The below news release came out back in May of 2002. Has anyone heard anything new on the production? I can't find anything on the net. Last I heard (July 2002) Michael Mann was not going to use anyone from the original cast.
Posted: Wed., May 8, 2002, 10:00pm PT
Dish: Mann over 'Miami'U, helmer adapt TV classic for bigscreen
By MICHAEL FLEMING
Joining the recent spate of classic TV series-turned-features, Universal Pictures and Michael Mann will give bigscreen treatment to the seminal '80s cop series "Miami Vice."
Film will be creatively steered by the man who gave the series a look and style that made it a cultural touchstone of the decade. Mann, who exec produced the series before moving on to become helmer of films including "The Insider," "Heat" and "Ali," will write the film script and produce with Forward Pass partner Sandy Climan. Series creator Anthony Yerkovich will exec produce. Once he completes the script, the CAA-repped Mann will decide whether to direct. It would become one of several next projects he's zeroing in on, with other contenders including an Eric Roth-scripted Western, a sci-fi project, an espionage thriller and a David Self-scripted adaptation of the Spartan epic "Gates of Fire."
Like another series-to-movie transformation, "Hawaii Five-O," "Miami Vice" need only retain a geographical location and theme song, but is not dependent on replicating iconic characters in the same way Paramount's "Honeymooners" remake is. Mann and U can exploit a branded title that portends a big opening weekend, even while making a film that is not meant as a trip down memory lane. Mann's goal is not to prompt baby boomers to dust off their pastel suits, go sockless or replicate fashion trends set by the show. Rather, he will look to create a contemporary crime detective story set in Miami. The series, which was a core part of a Brandon Tartikoff-led resurgence of NBC, revolved around detectives Sonny Crockett (Don Johnson) and Ricardo Tubbs (Philip Michael Thomas). They were dashing but troubled undercover vice cops who wore designer duds, drove the coolest cars and boats, romanced gorgeous women as they collared drug dealers.

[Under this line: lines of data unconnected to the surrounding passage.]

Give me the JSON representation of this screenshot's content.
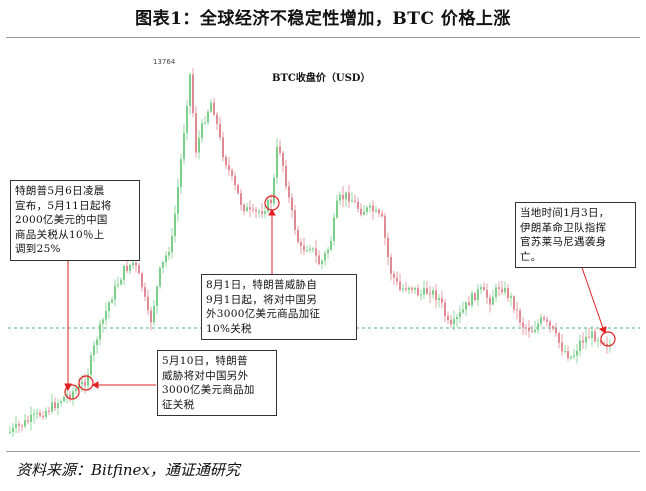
{
  "header": {
    "title": "图表1：全球经济不稳定性增加，BTC 价格上涨"
  },
  "footer": {
    "source": "资料来源：Bitfinex，通证通研究"
  },
  "colors": {
    "up": "#7ccf8a",
    "down": "#e08a93",
    "dash": "#4fb38a",
    "marker": "#e02020",
    "arrow": "#e02020"
  },
  "chart_data": {
    "type": "candlestick",
    "legend": "BTC收盘价（USD）",
    "peak_label": "13764",
    "reference_line": "dashed",
    "annotations": [
      {
        "id": "a1",
        "text": [
          "特朗普5月6日凌晨",
          "宣布，5月11日起将",
          "2000亿美元的中国",
          "商品关税从10％上",
          "调到25%"
        ]
      },
      {
        "id": "a2",
        "text": [
          "5月10日，特朗普",
          "威胁将对中国另外",
          "3000亿美元商品加",
          "征关税"
        ]
      },
      {
        "id": "a3",
        "text": [
          "8月1日，特朗普威胁自",
          "9月1日起，将对中国另",
          "外3000亿美元商品加征",
          "10%关税"
        ]
      },
      {
        "id": "a4",
        "text": [
          "当地时间1月3日，",
          "伊朗革命卫队指挥",
          "官苏莱马尼遇袭身",
          "亡。"
        ]
      }
    ]
  }
}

Defined by movie-quality cinematography and a Jan Hammer-created synthesizer background, "Vice" proved a hatching ground for talent like Bruce Willis, Chris Rock, Liam Neeson and Dennis Farina, the latter of whom went on to topline Mann's series "Crime Story." Mann and Climan just supervised the pilot of an untitled series for CBS revolving around the robbery/homicide division of the LAPD, toplined by Mann's "Heat" star Tom Sizemore.